I don't think there was any one event that changed my mind, but I knew that there was a lot of judgment, a lot of "us versus them" thinking that didn't gibe with the "we are all sinners and all of us need redemption." If we really are all sinners, and God is no respecter of persons, then to feel superior or above someone else ran counter to that. Paul said over and over that no one should boast about possessing the Truth, but there sure seemed to be a lot of boasting among my fellows. If it wasn't boasting about being saved, it was boasting about being a really, really bad sinner.

I sort of drifted away from that crowd after college. Some of them have drifted as well. Others have, for all I know, stayed true to what they believed 30 years ago. I became more interested in the aspects of the Bible that echoed Matthew 25: Feeding the hungry, housing the homeless, visiting the sick and imprisoned.
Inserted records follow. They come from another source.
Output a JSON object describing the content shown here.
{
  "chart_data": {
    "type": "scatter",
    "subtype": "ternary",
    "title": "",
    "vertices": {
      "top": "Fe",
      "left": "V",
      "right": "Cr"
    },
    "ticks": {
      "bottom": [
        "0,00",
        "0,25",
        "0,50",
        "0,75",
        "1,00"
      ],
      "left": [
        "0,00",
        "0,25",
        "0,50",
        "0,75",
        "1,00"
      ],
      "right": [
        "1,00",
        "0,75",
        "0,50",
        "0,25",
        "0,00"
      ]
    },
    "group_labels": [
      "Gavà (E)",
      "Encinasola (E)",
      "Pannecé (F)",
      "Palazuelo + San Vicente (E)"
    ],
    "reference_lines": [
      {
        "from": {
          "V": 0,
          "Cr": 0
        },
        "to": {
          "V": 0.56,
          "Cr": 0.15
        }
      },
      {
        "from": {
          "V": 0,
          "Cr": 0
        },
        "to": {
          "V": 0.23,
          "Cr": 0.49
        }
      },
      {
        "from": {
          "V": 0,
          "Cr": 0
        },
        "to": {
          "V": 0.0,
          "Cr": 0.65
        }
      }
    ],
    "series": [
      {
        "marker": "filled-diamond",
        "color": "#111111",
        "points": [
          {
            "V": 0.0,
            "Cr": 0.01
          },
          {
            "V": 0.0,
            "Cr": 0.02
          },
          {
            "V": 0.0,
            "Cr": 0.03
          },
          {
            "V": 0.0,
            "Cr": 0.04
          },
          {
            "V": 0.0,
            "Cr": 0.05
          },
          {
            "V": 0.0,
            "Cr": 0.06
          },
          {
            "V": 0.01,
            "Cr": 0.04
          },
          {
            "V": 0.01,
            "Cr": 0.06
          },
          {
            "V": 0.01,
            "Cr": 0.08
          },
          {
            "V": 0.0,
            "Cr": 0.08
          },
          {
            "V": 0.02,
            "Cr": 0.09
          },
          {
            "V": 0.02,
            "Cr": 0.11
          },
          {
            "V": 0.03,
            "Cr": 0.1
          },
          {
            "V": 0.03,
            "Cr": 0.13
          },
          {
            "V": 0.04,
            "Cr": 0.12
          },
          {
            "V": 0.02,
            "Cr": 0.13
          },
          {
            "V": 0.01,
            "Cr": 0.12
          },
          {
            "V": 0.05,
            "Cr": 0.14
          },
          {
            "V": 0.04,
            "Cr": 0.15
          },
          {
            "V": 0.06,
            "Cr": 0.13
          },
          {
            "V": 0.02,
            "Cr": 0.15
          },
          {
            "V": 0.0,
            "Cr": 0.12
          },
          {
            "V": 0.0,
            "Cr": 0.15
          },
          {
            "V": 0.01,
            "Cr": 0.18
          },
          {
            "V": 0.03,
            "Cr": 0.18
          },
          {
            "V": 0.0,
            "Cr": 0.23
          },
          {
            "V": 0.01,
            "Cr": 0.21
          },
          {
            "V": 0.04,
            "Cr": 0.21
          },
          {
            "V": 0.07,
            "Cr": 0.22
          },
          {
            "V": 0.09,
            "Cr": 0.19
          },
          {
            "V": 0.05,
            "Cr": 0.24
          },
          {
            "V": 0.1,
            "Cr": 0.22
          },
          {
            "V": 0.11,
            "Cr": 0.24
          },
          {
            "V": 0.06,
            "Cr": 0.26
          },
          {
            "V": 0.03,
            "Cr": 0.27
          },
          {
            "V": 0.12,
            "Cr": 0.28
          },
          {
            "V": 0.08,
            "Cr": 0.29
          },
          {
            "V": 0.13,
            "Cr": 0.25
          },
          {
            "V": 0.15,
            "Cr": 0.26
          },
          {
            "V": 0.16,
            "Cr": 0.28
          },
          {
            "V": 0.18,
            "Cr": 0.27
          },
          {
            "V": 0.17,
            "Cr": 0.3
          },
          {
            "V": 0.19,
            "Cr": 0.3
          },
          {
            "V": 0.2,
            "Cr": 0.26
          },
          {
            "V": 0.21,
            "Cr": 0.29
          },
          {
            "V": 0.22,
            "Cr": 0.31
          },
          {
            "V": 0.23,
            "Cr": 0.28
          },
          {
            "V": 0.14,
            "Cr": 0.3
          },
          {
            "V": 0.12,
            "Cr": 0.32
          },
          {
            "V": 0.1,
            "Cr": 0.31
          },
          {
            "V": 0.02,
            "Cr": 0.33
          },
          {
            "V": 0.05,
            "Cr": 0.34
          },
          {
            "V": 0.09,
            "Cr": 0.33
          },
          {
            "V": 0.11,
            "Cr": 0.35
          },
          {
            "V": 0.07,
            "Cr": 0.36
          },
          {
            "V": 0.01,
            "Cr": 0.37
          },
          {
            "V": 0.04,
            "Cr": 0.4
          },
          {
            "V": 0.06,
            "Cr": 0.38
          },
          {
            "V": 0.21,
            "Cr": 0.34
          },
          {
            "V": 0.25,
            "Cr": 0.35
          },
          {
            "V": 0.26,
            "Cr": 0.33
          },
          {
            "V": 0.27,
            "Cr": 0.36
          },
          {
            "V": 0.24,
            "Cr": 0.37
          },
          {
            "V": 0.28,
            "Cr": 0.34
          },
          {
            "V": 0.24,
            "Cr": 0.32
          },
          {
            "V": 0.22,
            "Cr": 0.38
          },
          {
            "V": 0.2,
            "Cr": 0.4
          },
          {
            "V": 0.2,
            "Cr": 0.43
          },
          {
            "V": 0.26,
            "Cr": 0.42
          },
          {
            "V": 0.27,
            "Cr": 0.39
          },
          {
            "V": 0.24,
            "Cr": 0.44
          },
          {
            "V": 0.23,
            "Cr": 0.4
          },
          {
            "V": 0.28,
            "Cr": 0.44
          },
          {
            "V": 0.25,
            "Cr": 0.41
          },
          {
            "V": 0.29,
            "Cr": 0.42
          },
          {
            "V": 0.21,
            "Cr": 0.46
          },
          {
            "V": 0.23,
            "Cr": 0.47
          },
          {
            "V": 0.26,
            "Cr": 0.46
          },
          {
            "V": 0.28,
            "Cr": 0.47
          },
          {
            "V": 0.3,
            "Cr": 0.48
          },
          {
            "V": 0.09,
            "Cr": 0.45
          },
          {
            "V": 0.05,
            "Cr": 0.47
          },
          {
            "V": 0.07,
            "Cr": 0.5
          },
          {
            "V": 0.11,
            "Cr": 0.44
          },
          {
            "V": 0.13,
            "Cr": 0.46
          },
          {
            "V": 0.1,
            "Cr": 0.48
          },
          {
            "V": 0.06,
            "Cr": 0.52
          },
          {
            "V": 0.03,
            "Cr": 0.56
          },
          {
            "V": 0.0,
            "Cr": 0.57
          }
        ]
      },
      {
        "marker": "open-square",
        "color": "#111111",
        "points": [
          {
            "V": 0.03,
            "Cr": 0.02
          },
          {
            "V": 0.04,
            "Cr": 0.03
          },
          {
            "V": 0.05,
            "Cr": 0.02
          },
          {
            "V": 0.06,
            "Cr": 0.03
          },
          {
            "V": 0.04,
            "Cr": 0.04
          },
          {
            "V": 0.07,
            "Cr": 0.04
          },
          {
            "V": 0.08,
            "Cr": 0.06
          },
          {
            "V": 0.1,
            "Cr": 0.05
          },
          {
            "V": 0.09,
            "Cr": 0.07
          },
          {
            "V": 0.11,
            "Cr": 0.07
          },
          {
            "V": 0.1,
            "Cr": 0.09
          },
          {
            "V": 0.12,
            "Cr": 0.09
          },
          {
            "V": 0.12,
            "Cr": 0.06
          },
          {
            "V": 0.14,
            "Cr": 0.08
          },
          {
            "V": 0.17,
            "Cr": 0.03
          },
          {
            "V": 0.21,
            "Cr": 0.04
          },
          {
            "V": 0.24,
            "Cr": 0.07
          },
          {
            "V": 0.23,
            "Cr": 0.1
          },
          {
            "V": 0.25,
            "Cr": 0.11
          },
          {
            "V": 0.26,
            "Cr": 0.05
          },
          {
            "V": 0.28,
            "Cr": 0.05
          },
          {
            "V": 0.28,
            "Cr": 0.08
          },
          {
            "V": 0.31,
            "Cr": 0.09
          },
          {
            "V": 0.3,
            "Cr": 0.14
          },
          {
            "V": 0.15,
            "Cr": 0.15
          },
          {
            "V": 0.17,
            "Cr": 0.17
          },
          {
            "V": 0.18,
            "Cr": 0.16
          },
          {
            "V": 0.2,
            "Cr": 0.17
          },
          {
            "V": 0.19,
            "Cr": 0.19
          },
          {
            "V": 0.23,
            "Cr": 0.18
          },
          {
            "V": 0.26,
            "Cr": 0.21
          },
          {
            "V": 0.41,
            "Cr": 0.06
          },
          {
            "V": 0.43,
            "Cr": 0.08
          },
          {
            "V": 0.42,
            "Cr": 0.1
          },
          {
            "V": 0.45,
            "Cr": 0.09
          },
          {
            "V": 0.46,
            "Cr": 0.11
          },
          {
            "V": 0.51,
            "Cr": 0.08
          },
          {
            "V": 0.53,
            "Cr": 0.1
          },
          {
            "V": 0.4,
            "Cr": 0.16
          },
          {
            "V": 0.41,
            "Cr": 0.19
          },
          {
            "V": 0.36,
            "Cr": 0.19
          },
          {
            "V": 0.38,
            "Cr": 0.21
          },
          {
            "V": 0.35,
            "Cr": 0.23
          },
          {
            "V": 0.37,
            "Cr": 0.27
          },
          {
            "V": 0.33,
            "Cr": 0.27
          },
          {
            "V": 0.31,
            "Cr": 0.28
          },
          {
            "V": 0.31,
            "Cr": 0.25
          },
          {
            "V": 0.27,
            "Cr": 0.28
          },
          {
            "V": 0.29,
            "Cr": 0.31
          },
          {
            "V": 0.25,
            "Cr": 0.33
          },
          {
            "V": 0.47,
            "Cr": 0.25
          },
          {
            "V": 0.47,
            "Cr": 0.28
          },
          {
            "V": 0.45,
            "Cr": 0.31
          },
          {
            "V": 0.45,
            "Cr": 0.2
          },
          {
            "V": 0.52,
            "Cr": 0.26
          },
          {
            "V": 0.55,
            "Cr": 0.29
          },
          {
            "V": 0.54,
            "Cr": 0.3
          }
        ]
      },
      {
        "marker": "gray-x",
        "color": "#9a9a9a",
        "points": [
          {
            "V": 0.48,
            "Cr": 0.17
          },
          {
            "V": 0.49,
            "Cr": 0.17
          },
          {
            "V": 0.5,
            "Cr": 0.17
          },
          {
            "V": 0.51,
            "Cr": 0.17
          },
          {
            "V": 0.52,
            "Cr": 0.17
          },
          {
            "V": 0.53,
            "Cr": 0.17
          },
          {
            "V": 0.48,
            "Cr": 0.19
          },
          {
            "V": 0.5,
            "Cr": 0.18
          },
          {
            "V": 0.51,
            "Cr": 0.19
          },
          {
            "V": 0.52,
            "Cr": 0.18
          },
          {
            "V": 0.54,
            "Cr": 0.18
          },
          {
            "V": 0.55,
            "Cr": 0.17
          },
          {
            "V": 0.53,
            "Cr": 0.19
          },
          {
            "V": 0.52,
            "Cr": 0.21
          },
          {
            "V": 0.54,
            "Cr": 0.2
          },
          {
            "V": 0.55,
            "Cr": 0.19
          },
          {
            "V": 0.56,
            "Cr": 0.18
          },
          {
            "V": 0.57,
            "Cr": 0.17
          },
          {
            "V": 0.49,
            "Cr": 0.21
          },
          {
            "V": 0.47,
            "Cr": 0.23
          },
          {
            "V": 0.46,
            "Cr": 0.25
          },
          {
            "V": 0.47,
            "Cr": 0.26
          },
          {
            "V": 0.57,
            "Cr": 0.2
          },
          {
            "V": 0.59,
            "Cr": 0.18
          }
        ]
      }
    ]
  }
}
There is a lot all over the Bible about welcoming the stranger and living in community, joining with others to magnify one's own efforts, and pursuing eleeomosynary activities not out of fear of Hell but out of genuine Love for our fellow human beings.

Luckily, I found a congregation that believed and acted similarly. We have a very small membership, which isn't perhaps surprising, but we accomplish quite a bit for our size and we hope that we have some influence on other congregations in our community and across our denomination, as well as a good influence on our local neighborhood.